É assim mesmo Marco!!!
Mais um relato histórico incrível traduzido para o português pelo nosso Marcolino! Por sinal, vou atrás dos discos deles.
Porra André, já me chamaram dos nomes mais cabeludos, mas tradutor é a primeira vez.
Coincidência?
Hoje de manhã, eu estava dando uma olhada no Discogs e dei de cara com a discografia dessa banda, “The Plastic People of The Universe”.
No fim da manhã, abro a Consultoria e ó! Lá está a banda. Cortesia do Marco Gaspari.
Belo texto!!!
Simplesmente excelente! Ótimo texto e matéria! Yeah!!
Deveras interessante esta banda,na verdade,esta história!!Parabéns Marco pelo texto,que apesar de pequeno,foi magistral e,obviamente,fundamental!Em relação a obscuridade presente na música,só tenho a dizer que as vezes o obscuro manifesta-se com mais iluminação do que a “própria” “””iluminação”””.Mas fazer o que nean,That’s Life.
Parabéns pela excelente matéria Marco. A Cortina de Ferro, mesmo com toda sua repressão, ainda nos brinda com excelentes surpresas musicais.
Outro exemplo que posso dar é do músico tcheco Ota Petřina (do disco Super-Robot), que foi proibido de se apresentar ao vivo por quase 15 anos devido a sua recusa em cortas os cabelos!

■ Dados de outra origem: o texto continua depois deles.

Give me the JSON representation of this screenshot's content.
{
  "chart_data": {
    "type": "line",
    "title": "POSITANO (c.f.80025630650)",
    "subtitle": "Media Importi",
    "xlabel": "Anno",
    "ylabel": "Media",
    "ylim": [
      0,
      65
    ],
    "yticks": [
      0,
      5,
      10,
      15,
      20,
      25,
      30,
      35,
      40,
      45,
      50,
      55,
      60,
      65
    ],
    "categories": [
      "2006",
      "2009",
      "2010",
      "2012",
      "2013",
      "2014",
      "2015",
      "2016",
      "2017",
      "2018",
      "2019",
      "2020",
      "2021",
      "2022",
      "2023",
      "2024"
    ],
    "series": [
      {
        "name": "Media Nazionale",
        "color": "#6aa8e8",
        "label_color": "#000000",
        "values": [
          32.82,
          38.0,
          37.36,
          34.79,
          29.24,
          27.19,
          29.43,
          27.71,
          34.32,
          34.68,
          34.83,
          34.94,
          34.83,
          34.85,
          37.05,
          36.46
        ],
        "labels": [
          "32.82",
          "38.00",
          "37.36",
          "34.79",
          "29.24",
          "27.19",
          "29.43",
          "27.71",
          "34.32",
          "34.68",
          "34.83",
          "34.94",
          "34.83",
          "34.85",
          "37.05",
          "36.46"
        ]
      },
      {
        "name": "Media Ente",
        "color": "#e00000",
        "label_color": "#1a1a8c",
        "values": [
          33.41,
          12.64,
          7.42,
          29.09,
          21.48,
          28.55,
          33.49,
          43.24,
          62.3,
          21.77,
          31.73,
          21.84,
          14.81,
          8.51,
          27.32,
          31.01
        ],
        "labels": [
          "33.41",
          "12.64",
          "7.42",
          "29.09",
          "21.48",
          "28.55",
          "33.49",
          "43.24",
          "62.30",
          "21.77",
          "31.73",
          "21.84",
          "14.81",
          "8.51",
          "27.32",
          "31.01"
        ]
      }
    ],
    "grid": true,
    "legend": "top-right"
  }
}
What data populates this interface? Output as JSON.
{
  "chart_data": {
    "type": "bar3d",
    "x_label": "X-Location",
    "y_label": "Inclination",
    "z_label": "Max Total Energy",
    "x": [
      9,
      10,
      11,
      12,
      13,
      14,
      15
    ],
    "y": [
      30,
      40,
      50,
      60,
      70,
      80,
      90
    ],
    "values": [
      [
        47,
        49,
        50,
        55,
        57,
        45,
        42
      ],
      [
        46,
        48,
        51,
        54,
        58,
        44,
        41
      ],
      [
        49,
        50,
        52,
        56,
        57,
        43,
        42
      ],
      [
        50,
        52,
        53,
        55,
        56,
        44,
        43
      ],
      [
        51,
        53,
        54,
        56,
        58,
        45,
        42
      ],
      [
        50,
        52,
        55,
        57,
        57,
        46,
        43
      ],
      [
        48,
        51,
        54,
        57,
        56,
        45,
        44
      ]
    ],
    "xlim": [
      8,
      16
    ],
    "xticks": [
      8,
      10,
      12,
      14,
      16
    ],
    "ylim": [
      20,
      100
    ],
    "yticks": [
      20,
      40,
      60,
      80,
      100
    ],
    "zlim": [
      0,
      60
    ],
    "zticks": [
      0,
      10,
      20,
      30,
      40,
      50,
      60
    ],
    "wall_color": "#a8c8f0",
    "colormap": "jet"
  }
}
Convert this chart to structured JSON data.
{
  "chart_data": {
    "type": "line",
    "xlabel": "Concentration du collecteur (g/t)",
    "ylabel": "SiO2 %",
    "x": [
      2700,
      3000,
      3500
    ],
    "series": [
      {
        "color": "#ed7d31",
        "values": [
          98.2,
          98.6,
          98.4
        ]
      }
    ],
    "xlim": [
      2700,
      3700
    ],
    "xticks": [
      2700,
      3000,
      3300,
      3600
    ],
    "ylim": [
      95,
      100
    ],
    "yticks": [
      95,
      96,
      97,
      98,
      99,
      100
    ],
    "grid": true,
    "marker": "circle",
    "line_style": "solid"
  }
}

Oi André… não sei quase nada a respeito da história do guitarrista, a não ser que esse disco ele lançou já com certa idade (provavelmente devido aos seus problemas com as autoridades). Mas isso que se passou com o Plastic People e o Ota, por outro lado, explica porque bandas como o Blues Effect trocaram de nome de forma abrupta logo após o primeiro disco: viraram Modry Efekt e depois M. Efekt. A gente pensa: pô, os caras assumiram o nome em sua própria língua, patriotismo exacerbado, consciência de suas origens e tal… Mas não, o governo comunista (que nem era centrado em seu prórpio país) foi lá e obrigou. E nem é preciso ir tão longe: a ditadura de direita aqui no Brasil também fez suas barbaridades, porque censura é censura, não importa sob qual ideologia.